CMY data in PDF for JPEGs [do have workaround, but just)

Steve Rickaby srickaby at wordmongers.demon.co.uk
Fri Dec 13 08:18:05 PST 2013


At 02:55 -0600 13/12/13, Davis, David wrote:

>Not wanting to be contrary here, but why does the PDF have to be only grayscale, just because it's going to be printed in black and white? Surely the printer driver should be perfectly capable of making intelligent decisions about converting the colours to grey.

Apparently not - I've tried it.

>(And, indeed, it will make better decisions than you can earlier in the chain, cos it will know more about the output device).

Actually, for all the book's I've sent to press, I've known more or less nothing about the output device(S) - I just get a pre-press spec from the printers, which often takes the form of a Distiller jobspec file. However, I do know a range of things that must not be in the pre-press file, such as hairlines. And color ;-)

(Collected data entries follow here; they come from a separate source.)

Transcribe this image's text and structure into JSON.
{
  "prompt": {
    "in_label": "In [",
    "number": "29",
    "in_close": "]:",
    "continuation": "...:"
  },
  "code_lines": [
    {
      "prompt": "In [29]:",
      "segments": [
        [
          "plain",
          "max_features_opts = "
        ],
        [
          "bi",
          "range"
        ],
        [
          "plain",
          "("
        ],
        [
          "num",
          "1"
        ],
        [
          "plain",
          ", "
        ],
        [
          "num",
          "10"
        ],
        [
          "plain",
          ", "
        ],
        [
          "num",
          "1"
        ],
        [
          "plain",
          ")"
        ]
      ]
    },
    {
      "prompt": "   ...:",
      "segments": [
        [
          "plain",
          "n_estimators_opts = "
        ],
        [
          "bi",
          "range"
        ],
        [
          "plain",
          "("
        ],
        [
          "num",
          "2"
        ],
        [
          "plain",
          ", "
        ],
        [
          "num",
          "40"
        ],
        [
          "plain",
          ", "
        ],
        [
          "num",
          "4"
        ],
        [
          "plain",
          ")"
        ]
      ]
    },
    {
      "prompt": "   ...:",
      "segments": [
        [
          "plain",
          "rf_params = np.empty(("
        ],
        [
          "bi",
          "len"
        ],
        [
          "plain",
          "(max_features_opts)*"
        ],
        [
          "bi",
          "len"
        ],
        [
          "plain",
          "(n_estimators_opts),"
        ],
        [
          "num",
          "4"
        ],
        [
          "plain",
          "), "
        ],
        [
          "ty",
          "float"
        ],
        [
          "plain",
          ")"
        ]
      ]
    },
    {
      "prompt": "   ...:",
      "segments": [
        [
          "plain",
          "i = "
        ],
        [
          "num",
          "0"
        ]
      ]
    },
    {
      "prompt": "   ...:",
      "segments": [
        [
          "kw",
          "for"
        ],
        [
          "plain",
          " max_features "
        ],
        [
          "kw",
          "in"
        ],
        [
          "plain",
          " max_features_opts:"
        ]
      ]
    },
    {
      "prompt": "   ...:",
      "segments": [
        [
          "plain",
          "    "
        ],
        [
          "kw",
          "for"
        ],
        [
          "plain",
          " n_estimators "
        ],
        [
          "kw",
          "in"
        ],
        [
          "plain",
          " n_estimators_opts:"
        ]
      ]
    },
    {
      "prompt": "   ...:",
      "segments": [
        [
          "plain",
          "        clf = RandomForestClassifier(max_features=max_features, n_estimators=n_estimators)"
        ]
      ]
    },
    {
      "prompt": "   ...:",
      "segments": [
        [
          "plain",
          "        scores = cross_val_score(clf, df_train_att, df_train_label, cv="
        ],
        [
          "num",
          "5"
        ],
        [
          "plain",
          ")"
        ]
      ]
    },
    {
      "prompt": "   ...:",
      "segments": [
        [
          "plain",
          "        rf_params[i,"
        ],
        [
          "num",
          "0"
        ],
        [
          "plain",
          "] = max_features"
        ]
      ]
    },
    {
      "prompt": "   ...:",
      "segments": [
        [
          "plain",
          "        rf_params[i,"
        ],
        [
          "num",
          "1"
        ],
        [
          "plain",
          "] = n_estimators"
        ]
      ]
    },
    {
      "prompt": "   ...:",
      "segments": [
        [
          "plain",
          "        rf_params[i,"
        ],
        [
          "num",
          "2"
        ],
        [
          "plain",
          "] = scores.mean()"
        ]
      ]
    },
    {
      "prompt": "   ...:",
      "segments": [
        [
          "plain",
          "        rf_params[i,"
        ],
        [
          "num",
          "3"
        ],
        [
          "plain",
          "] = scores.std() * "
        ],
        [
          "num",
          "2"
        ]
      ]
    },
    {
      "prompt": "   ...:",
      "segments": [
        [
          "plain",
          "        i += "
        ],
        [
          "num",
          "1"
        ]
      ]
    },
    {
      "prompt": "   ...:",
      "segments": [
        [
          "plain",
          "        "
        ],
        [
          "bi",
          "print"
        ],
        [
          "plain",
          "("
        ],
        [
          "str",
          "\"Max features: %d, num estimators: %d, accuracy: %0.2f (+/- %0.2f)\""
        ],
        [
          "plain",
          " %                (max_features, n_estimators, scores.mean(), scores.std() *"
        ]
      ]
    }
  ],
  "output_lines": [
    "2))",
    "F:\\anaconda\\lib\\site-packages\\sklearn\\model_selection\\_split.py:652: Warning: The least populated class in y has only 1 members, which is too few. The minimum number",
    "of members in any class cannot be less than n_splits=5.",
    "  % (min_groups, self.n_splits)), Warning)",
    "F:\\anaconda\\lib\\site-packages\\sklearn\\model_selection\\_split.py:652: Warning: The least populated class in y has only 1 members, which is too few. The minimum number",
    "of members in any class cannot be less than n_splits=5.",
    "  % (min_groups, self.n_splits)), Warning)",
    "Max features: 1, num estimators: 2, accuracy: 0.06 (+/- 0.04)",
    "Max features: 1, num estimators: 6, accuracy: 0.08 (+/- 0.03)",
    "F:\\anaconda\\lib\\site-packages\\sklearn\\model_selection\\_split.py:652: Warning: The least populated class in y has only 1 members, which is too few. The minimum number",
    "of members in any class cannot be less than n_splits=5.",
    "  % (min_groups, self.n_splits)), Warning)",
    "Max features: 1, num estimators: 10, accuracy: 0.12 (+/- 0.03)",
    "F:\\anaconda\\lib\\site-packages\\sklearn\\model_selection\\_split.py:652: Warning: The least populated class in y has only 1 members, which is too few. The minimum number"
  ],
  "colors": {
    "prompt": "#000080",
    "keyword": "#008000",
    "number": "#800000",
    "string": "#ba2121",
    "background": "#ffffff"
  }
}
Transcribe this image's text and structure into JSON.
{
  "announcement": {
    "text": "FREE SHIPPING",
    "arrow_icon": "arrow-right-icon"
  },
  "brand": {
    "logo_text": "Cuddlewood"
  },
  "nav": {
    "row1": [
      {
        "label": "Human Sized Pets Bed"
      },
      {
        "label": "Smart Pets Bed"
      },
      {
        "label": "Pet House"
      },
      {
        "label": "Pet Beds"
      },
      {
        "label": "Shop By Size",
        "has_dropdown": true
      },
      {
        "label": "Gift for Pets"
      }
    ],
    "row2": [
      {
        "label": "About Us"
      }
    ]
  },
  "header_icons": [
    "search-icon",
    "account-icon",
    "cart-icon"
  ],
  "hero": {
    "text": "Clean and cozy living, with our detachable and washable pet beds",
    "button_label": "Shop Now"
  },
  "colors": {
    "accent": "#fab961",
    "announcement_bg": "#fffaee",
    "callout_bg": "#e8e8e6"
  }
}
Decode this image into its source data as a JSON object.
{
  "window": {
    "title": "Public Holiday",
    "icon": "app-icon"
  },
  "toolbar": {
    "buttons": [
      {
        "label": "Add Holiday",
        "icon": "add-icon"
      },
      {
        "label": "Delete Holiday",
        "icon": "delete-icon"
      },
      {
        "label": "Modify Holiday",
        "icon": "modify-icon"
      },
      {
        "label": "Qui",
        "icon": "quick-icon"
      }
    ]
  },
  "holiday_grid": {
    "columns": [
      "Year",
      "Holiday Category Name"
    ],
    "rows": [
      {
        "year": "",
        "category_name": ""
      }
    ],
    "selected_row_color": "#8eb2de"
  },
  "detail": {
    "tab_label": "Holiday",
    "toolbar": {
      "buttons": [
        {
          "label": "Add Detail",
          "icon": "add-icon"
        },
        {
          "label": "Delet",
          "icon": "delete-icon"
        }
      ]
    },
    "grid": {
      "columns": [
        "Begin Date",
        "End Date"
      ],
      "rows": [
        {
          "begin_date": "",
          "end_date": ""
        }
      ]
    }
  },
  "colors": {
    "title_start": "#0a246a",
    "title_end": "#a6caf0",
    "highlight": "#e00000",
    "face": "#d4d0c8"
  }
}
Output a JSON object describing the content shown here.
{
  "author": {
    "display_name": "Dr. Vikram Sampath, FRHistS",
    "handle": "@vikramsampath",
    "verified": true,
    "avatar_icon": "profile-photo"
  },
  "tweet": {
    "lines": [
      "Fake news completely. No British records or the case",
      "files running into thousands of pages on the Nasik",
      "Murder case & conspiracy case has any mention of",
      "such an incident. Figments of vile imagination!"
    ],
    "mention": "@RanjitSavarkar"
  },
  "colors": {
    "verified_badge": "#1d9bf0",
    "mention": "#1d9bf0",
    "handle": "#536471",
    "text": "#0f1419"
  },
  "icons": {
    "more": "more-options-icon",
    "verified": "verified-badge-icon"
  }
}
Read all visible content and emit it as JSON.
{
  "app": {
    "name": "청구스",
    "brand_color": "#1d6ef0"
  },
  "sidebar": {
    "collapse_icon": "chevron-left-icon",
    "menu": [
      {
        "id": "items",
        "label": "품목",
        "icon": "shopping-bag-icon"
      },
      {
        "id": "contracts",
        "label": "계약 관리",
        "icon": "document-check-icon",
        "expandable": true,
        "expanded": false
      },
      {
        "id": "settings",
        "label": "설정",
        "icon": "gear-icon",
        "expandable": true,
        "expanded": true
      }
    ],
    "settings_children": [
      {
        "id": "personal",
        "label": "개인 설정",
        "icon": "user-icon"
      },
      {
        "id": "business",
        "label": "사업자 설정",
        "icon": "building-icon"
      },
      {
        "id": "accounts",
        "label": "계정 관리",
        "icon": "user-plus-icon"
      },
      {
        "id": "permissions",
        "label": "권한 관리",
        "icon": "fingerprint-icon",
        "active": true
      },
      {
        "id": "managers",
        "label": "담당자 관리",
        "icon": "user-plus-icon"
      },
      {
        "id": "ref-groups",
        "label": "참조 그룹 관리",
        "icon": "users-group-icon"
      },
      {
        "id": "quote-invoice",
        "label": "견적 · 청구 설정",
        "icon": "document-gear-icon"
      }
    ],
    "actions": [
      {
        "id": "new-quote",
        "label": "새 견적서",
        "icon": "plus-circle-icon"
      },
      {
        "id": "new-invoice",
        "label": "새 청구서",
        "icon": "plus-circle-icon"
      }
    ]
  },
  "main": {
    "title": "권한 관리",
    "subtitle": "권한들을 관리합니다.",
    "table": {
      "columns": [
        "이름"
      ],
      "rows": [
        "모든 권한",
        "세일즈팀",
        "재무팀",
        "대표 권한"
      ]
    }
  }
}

>I mean, for instance, any domestic or office printer in existence will happily print in greyscale if you feed it a colour file (there's usually a checkbox somewhere in the print dialog). I'm sure most of us do and see this every day.  I appreciate some things look better than others when neutered like this (some hues of colour won't give very good contrast against each other in grey) ... but the remedy for that is more in choosing the colours in the first place, not in some fancy 'conversion to greyscale' process. For instance I can't think that green text on an orange background is ever going to be very clear in greyscale, no matter what point in the chain you convert it.

Well I'm not going to argue with you, but I have a pre-press spec to work to, and it disallowed C, M and Y channel data.